Trumbo places us right in the heart of the man himself, Dalton Trumbo, as he and his friends from the Communist Party are fervently pursued and and held in contempt of court by the House Un-American Activities Committee, who investigated the communist influences on the motion picture industry. Trumbo and his friends’ refusal to testify in court led to them being named ‘The Hollywood Ten’, being incarcerated in a federal penitentiary and subsequently blacklisted by the entire film industry. Many of the key players of this detailed story were icons of Hollywood that spoke for both sides of the debate, including John Wayne, Kirk Douglas and Edward G. Robinson, extra film points if you can guess who was for and against the Commies.
If you’re a fan of character actors, then this may be the ensemble film of the century for you. The acting and casting is impeccable with staple film-nerd favourites like Stephen Root, John Goodman, Michael Stulhbarg disappearing into their roles, and Louis CK coming along for the ride, almost too similar to the Louis CK from Louie – except I guess this time he has a fedora. Helen Mirren holds her own as the conniving Hollywood gossip-columnist Hedda Hopper (an old timey Perez Hilton), who sought out to purge all and every ‘dirty Commie’. Surprise surprise, she’s also an anti-Semite. As you’re building all your hate towards Mirren, conversely you’ll be nurturing all your maternal love for Diane Lane and Elle Fanning as Trumbo’s wife and child, who breath life into these supporting characters with a couple of soulful, if sometimes underutilised, performances.
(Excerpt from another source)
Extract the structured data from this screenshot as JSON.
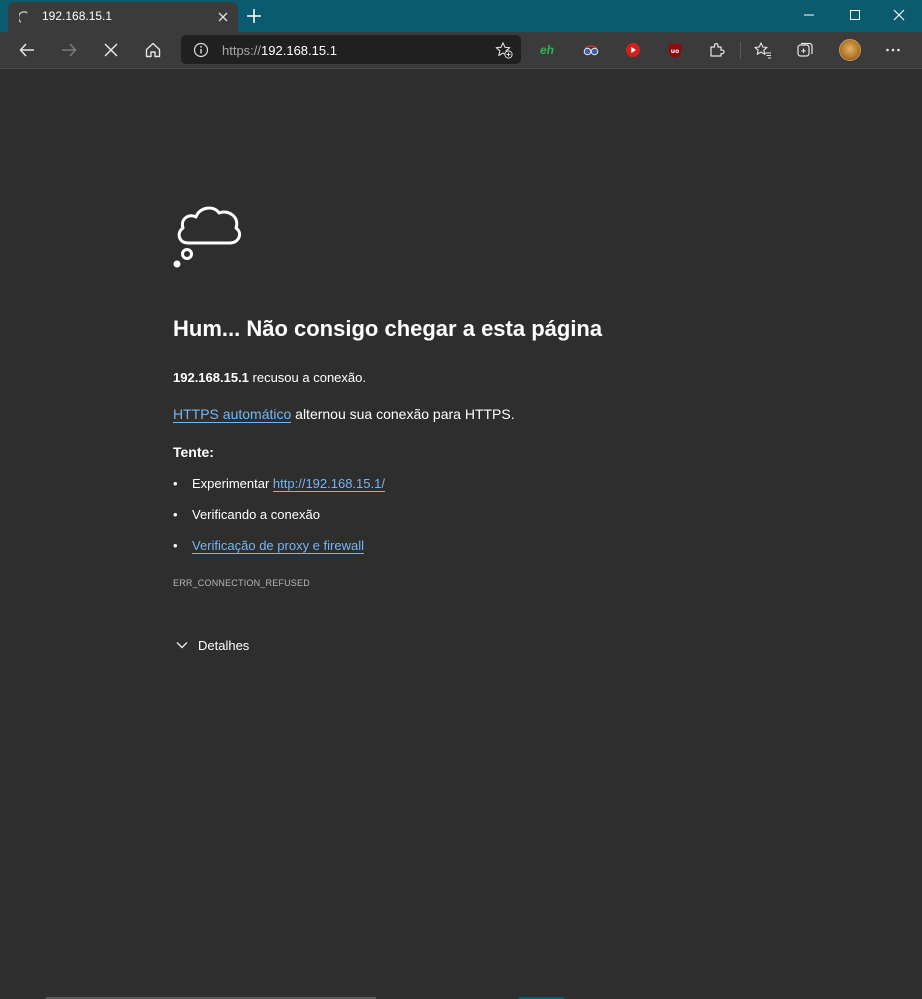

Of course at the end of the day, this film lives or dies with its lead. Without Cranston purposefully outshining everyone around him, it would have been easy for others to steal the show right from under him. But the story stays true to Trumbo’s life, his convictions and his failures. The last being the lasting and at times devastating effects on his political alliance on his family and friends – such is the life of a radical. Trumbo ends up evenly segmented into Trumbo’s pre-black list union leadership, his trials, conviction and incarceration and his ultimate redemption and un-blacklisting. The story rarely meanders into the uninteresting, even after solidifying every ally and enemy Trumbo had, leaving us with a streamlined life story and a much-deserved happy ending for the man.
Films about filmmaking are some of the toughest to pull off but they can be some of the most fun if done well. With Trumbo you get it all. Actors with splitting images of the actor they are playing (see John Wayne and Kirk Douglas), real life black and white documentary footage of Nixon, McCarthy and Kennedy interspersed seamlessly with film footage, clips of cinema audiences experiencing Roman Holiday and Spartacus for the first time. Sometimes due to it biopic nature and the film’s aim to please every last cinema fan or historian, you’ve get extra cinema lore, whether that be a mention of Kubrick being a pain the arse or the King Brother’s proclivity to producing easily sellable but rubbish films (their own words). Ultimately it all becomes a bit too by-the-numbers, tensionless and as many will tell you ‘Oscar-baity’.
Top notch set and costume design pepper Trumbo with everything it needs to look like an oldie but its sincere attitude and message on the importance of the freedom of speech give it everything to feel timely. So if you’re getting pumped about the rise of socialist leaders like Jeremy Corbyn and Bernie Sanders, Trumbo will give you plenty of fuel for that hype machine. It is brimming with witticism from all its characters and it will be hard not to grin from the sheer joy of the acting in it all. Bryan Cranston brings to life a screenwriting legend, a family man and an uncompromising leader with true finesse. No doubt he will be sharing the same Oscar fever Trumbo himself felt.